Arbitrary complexity rules

Every website has its own rules for passwords. Some require that passwords contain all of lowercase and uppercase letters, numbers and special characters, others want you to change the password every few months and not reuse any of the passwords you used before. Each website has its own ideas about minimal and maximal password length. Fact is, password complexity rules don’t work. They are even counterproductive, as users will often resort to simple variations of a standard password or resetting passwords because they cannot remember them. In the end, by far the most important factor contributing to password strength is its length and not the few special characters. PfP will generate extremely strong passwords by default, and you can easily adjust password generation settings to match any website’s complexity rules without making the password insecure.
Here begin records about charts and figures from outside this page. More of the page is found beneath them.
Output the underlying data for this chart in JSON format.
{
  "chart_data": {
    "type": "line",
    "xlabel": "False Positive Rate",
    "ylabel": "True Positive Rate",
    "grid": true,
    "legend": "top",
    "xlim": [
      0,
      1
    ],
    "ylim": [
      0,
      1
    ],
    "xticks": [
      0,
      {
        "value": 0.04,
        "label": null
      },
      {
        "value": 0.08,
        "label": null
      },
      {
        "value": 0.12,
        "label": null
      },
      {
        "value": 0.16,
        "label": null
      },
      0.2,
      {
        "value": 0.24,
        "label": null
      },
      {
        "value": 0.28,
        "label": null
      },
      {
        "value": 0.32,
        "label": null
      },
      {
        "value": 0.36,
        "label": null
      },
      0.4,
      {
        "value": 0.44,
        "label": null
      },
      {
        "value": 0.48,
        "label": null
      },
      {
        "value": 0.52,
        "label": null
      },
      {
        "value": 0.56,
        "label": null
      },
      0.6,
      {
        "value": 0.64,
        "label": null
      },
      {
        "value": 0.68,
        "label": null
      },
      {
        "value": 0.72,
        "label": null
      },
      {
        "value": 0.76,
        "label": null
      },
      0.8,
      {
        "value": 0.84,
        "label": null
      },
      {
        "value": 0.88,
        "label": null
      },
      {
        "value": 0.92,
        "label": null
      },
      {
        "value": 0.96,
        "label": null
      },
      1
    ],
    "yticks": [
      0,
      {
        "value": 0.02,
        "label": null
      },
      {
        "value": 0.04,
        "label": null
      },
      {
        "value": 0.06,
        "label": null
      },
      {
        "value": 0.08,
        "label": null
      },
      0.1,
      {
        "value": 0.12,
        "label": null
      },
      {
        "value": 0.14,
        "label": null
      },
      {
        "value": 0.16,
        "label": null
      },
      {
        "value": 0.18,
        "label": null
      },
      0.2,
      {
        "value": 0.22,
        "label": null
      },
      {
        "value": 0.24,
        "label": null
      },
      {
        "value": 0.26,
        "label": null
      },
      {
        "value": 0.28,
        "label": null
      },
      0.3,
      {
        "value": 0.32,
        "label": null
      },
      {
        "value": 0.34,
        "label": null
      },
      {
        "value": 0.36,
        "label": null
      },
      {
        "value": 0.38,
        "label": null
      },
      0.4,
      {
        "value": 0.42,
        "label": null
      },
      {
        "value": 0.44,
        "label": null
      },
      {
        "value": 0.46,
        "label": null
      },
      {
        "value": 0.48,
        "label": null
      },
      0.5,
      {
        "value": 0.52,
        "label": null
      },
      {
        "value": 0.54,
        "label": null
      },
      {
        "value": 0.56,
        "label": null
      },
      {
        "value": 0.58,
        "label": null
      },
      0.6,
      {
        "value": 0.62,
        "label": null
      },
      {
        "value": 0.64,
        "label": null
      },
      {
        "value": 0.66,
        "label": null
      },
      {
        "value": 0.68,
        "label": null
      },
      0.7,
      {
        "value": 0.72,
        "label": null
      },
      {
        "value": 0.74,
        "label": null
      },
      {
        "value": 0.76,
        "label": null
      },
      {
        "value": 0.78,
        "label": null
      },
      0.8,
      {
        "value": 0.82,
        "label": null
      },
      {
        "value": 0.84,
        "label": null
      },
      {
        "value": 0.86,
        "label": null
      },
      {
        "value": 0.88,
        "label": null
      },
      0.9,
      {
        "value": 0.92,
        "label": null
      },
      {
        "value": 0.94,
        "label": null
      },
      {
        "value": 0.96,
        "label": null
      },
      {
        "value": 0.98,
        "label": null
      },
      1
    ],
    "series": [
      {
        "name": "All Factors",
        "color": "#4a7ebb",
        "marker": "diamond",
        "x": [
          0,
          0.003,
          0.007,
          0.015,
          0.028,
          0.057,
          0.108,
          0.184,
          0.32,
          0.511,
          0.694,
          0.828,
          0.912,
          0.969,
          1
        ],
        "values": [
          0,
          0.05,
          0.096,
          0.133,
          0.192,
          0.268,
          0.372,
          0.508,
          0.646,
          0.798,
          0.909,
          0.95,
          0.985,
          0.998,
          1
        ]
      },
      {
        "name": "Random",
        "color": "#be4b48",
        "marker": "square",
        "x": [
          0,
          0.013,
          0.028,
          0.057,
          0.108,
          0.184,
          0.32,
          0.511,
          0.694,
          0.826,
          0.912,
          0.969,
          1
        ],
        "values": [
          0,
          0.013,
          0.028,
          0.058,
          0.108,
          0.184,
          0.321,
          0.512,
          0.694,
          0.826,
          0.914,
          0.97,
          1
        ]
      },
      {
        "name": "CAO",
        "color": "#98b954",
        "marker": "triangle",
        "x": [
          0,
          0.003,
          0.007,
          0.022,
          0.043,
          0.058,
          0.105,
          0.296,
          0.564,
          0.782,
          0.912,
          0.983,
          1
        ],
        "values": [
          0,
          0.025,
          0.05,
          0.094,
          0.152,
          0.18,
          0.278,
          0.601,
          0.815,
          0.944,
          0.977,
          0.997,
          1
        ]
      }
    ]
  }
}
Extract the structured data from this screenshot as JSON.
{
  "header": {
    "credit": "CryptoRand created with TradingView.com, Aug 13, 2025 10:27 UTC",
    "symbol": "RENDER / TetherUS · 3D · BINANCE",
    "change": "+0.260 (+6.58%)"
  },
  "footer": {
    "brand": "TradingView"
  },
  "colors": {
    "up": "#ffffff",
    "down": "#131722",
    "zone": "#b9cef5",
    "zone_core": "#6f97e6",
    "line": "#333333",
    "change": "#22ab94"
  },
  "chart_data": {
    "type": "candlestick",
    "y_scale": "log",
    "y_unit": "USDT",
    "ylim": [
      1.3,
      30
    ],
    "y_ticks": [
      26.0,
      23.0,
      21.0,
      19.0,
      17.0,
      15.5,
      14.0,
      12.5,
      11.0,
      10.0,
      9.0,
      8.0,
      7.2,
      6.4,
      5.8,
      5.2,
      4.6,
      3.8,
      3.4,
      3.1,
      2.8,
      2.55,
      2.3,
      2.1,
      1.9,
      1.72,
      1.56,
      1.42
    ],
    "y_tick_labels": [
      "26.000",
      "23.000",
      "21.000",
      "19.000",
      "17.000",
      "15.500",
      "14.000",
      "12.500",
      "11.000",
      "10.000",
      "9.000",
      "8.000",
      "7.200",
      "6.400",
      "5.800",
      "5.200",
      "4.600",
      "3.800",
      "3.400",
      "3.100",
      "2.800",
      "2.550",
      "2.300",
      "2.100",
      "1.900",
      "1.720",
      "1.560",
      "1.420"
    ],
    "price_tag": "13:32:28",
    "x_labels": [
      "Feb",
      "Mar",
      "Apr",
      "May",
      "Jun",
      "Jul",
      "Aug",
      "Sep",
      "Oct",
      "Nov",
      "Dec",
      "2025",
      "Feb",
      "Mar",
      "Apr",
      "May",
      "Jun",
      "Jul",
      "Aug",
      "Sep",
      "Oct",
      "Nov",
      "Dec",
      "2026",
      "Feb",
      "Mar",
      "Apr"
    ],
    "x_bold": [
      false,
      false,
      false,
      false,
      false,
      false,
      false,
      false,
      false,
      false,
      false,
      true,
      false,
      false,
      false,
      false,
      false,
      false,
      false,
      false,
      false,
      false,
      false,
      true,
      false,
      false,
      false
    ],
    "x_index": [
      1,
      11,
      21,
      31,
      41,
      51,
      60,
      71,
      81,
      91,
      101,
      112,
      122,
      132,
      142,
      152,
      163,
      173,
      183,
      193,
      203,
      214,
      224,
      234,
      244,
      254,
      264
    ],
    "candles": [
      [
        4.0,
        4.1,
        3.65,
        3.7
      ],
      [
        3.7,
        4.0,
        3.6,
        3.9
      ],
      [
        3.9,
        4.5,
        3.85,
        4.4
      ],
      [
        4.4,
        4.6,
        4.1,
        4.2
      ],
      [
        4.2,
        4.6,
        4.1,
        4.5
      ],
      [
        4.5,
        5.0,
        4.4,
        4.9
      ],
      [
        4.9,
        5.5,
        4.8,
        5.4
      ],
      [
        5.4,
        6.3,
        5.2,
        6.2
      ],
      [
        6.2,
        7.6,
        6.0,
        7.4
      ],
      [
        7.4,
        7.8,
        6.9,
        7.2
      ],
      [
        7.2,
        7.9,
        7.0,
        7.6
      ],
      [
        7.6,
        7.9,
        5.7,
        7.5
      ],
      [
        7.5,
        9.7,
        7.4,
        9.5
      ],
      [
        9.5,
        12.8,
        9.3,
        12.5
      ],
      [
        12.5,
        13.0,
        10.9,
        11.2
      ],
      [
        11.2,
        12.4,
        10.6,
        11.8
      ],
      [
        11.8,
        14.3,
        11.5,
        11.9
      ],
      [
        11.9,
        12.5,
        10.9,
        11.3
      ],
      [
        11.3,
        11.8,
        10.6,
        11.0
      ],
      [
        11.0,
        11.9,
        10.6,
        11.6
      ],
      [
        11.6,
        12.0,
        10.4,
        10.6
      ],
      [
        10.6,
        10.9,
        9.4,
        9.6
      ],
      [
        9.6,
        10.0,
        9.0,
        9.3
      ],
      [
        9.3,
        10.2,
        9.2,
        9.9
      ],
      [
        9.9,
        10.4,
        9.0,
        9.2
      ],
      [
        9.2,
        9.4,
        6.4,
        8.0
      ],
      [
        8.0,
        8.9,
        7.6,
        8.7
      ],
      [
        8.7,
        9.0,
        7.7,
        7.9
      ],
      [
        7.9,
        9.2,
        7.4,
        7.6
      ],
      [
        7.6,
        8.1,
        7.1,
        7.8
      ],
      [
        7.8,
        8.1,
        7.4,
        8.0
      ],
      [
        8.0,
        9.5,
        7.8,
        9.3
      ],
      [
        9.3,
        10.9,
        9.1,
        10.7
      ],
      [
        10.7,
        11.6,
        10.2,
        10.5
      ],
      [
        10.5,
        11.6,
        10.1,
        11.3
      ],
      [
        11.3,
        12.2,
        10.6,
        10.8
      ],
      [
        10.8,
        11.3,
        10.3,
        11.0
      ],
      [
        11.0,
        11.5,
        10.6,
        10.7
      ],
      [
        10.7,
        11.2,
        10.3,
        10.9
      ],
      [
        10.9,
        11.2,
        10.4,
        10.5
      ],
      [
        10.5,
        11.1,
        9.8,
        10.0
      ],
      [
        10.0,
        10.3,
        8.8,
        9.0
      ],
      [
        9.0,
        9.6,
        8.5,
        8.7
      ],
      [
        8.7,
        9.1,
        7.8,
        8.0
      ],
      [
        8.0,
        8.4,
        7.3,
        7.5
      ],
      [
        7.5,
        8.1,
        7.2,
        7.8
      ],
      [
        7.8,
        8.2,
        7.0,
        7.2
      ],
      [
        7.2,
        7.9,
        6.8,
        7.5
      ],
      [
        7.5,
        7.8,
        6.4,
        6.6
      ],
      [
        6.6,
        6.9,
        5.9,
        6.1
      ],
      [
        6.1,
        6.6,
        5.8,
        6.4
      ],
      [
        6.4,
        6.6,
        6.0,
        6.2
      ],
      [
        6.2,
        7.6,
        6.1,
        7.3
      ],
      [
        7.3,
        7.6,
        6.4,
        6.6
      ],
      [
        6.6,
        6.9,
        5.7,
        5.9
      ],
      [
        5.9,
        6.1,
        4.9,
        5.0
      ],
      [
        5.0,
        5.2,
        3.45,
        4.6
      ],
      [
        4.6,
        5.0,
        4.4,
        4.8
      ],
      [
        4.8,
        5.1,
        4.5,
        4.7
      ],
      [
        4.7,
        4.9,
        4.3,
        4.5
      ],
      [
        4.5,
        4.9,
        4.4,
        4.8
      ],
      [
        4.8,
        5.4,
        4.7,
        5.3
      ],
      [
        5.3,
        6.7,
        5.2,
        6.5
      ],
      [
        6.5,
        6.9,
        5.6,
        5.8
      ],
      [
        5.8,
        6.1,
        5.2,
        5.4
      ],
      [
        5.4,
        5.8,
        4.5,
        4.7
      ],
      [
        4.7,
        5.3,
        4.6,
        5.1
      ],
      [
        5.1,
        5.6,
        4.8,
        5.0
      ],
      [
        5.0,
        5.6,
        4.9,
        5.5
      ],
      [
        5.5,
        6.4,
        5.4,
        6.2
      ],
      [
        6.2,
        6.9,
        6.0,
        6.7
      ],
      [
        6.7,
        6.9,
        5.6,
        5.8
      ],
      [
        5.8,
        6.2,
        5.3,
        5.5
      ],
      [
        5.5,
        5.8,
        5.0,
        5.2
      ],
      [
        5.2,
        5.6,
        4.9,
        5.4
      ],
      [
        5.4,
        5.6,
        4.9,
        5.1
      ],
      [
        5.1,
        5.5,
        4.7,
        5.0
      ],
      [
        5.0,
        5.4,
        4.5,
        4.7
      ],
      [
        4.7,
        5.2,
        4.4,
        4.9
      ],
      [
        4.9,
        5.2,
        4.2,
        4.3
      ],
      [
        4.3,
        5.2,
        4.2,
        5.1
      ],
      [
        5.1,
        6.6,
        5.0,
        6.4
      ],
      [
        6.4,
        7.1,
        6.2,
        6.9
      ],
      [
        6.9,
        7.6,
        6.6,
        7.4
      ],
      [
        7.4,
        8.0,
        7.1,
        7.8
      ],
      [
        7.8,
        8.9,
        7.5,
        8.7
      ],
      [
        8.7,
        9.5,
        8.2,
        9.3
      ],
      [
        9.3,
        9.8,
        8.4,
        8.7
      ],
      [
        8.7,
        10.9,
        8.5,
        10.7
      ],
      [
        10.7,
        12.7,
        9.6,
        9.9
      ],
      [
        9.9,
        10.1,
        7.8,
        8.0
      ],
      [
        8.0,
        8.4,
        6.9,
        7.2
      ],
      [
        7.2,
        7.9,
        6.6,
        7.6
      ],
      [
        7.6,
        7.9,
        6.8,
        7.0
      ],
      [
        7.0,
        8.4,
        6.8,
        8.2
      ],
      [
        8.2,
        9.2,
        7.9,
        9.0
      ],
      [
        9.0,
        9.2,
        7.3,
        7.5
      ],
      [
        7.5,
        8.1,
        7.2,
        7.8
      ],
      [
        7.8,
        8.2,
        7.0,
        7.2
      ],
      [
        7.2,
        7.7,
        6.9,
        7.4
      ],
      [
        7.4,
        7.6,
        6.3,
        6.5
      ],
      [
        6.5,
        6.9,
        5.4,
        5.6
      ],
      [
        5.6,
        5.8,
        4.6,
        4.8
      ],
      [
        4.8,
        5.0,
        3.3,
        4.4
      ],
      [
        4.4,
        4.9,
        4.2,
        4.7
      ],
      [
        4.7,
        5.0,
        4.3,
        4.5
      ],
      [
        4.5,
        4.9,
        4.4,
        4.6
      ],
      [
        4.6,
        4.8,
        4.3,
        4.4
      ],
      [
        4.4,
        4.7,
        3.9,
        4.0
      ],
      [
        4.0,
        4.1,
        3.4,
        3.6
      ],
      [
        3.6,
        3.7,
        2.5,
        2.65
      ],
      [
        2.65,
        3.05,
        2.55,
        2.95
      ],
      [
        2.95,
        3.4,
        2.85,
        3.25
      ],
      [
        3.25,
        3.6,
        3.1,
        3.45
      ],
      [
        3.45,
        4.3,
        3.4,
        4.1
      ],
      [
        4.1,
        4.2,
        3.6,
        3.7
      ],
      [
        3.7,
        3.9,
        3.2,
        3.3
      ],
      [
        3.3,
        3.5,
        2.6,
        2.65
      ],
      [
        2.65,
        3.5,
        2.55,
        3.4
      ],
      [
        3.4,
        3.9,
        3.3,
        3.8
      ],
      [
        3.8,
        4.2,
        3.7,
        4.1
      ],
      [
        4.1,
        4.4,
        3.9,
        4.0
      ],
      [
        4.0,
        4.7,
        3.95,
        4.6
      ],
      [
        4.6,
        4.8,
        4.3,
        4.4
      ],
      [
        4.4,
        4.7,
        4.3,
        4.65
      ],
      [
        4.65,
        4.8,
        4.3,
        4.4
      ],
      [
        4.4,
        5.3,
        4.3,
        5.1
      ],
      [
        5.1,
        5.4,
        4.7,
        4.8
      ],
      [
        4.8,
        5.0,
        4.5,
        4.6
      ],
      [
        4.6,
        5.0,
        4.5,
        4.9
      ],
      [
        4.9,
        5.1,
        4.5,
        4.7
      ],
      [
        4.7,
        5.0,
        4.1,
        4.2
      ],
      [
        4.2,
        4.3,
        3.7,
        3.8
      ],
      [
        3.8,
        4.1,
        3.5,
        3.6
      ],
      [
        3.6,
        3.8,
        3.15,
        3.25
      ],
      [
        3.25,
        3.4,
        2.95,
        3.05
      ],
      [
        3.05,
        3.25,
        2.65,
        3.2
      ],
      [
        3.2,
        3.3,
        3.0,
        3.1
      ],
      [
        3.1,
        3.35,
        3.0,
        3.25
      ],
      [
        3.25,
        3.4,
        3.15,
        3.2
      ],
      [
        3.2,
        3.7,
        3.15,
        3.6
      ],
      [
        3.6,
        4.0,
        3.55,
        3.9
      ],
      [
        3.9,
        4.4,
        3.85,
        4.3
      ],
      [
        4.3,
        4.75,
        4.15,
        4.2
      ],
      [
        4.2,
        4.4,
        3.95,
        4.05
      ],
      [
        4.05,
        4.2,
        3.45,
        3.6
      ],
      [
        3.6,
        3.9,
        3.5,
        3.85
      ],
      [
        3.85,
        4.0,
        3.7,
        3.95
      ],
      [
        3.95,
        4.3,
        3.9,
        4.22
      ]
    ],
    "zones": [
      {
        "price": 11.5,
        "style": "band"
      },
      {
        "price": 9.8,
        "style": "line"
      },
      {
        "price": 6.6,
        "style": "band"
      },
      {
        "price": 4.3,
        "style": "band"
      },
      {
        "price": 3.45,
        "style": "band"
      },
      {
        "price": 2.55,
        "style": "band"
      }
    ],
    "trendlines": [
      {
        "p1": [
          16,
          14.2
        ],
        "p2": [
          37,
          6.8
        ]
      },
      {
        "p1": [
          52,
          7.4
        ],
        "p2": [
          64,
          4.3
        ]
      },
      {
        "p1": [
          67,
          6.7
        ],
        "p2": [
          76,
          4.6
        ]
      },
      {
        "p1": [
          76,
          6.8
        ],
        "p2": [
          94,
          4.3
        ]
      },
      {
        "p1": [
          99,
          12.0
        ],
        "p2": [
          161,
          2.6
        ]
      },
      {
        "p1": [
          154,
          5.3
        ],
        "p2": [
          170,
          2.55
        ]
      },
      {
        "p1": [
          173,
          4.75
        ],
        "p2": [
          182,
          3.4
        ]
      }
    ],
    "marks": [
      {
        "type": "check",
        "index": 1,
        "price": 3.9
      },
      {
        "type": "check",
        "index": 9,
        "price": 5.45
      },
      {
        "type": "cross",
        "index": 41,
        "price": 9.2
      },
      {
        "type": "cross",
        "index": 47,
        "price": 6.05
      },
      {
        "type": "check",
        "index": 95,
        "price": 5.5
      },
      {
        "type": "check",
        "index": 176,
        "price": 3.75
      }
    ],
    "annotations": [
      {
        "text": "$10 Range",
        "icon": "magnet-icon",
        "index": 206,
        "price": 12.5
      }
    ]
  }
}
A website enforcing particularly specific password rules

Your email account is the single point of failure

Given all the issues, websites cannot expect people to remember their passwords. So a “Forgot password” feature is a necessary part of any website. Normally, it will give you access to the account if you demonstrate control of your email account. This makes email accounts a very attractive target, once somebody gets into the email account they will be able to control most other accounts as well. There is relatively little that PfP can do about it, but at least it will let you set a very strong password for the email account which isn’t used anywhere else. This will hopefully be sufficient and this account will never be compromised.

Security questions

Many websites will offer you security questions, supposedly as additional protection. What they actually do is create a backdoor to your account, allowing account takeover because guessing answers to the security questions is too easy. So the recommendation for answering security questions is never giving a truthful answer but rather entering a random string. The problem with that: occasionally the website will ask you to answer one of these security questions, and you won’t remember. PfP lets you store “answers” to security questions in the password notes.